Seanad debates

Wednesday, 28 February 2007

Defence of Life and Property Bill 2006: Second Stage

 

1:00 pm

Photo of Michael McDowellMichael McDowell (Dublin South East, Progressive Democrats)

——the Law Reform Commission has since published a consultation paper on the subject of legitimate defence. This publication was part of a series which is being undertaken by the Law Reform Commission into the law on homicide in this jurisdiction. I ask Senator Cummins to note that the consultation paper on legitimate defence makes a clear distinction between the deployment of defence in connection with an attack on the home dwelling and the use of such defence in the context of an attack in other circumstances. In one of its provisional recommendations the Law Reform Commission states that:

...a defender should not be required to retreat from an attack in their dwelling home even if they could do so with complete safety...dwelling house should be defined as including the curtilage or the area immediately surrounding the home.

Another point that Senator Cummins might take into account is that among the conclusions contained in the Law Reform Commission consultation paper was the view that it found the arguments in favour of the use of lethal force to defend the dwelling house persuasive. This approach, it said, safeguards the individual's autonomy and has regard to the individual's inability to make split second decisions when confronted with an attacker in the home. In other words the Law Reform Commission does not believe lethal force should be removed from the protection and sub-lethal force inserted. It says there may be circumstances, in effect, where one uses lethal force and should be protected. In relation to the argument that this approach is not justified on the lesser of two evils standard, the Law Reform Commission states specifically that this is open to dispute given that most individuals in such circumstances fear death or serious injury, whether this belief is reasonable or not. The Law Reform Commission goes on to say that even if the defence cannot be justified on the traditional ground of protecting physical safety, it may be justifiable on the grounds of recognition of the home's importance to the defender's dignity, privacy and honour.

Senator Morrissey's Bill is concerned with the provisions of the Non Fatal Offences Against the Person Act 1997. However fatal offences, murder and manslaughter, which can as we know arise in incidents of trespass, are considered in the context of other statutes. In modern jurisprudence a guilty mind or mens rea is an element of most crimes. The prosecution has to prove that an accused engaged in unlawful conduct. It may also have to prove that he or she engaged in such conduct with a guilty mind. For example in a charge of assault causing harm under the provisions of section 3 of the Non Fatal Offences against the Person Act, 1997, the prosecution would have to prove a guilty mind not only in respect of the assault but also in respect of the harm. It would appear on the face of it that such a guilty mind and an intention to cause harm would not apply in the case of an intruder entering the family home with some kind of criminal intent. In a recent judgment in the Court of Criminal Appeal in relation to a case where a fatality occurred in the course of a burglary, the court said that a burglary was always an act of aggression. Therefore it might be argued that any assault on such an intruder undoubtedly would be one without culpability on the part of the occupier and one in which no accusation of criminal intent could be possibly levelled at the occupier in such circumstances.

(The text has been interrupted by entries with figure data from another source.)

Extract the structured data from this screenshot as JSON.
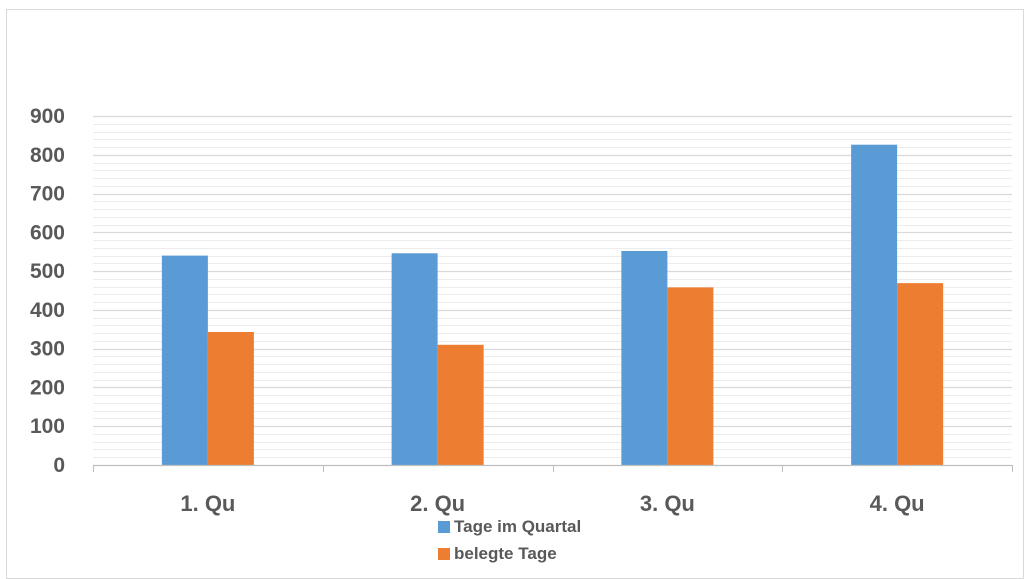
{
  "chart_data": {
    "type": "bar",
    "title": "",
    "xlabel": "",
    "ylabel": "",
    "categories": [
      "1. Qu",
      "2. Qu",
      "3. Qu",
      "4. Qu"
    ],
    "series": [
      {
        "name": "Tage im Quartal",
        "values": [
          540,
          546,
          552,
          826
        ],
        "color": "#5b9bd5"
      },
      {
        "name": "belegte Tage",
        "values": [
          343,
          310,
          458,
          469
        ],
        "color": "#ed7d31"
      }
    ],
    "ylim": [
      0,
      900
    ],
    "yticks": [
      0,
      100,
      200,
      300,
      400,
      500,
      600,
      700,
      800,
      900
    ],
    "minor_gridlines_per_major": 5,
    "grid": true,
    "legend_position": "bottom",
    "colors": {
      "grid": "#d9d9d9",
      "axis": "#bfbfbf",
      "text": "#595959"
    }
  }
}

This is where I believe we must be very careful and why I am of the opinion that the matters covered by this Bill require a considerable amount of analysis and consideration. The provisions of the Criminal Justice Act 1964 which deals with murder and manslaughter quite properly remain on the Statute Book. We have to be sure we balance the protections that we give to homeowners in situations such as those I have outlined already with proper respect for the rule of law. A legislative change such as the one proposed in this Bill cannot ever be a licence to kill. My concern is that the emotive nature of an encounter with a trespasser or an intruder, with what might be perceived by the occupier to be a criminal intent, could, as I have said, have the effect of rendering a person incapable of properly assessing his or her response and a tragedy of serious proportions might then ensue.

I also have concerns about situations which may not be as clear as the types of scenarios I have been discussing. I am thinking of circumstance where the status of a person visiting a premises is unclear. Perhaps someone who is considered to be an uninvited guest at a house for a social occasion or a situation where a caller to a house appears to be a trespasser but may in fact have a legitimate reason for being there. It would be a serious miscarriage of justice were such a person to be injured and have no recourse to the civil law for damages.

With regard to the Fine Gael Bill introduced in the other House, it excused anybody from any sub-lethal damage they did to anybody who was trespassing on their premises.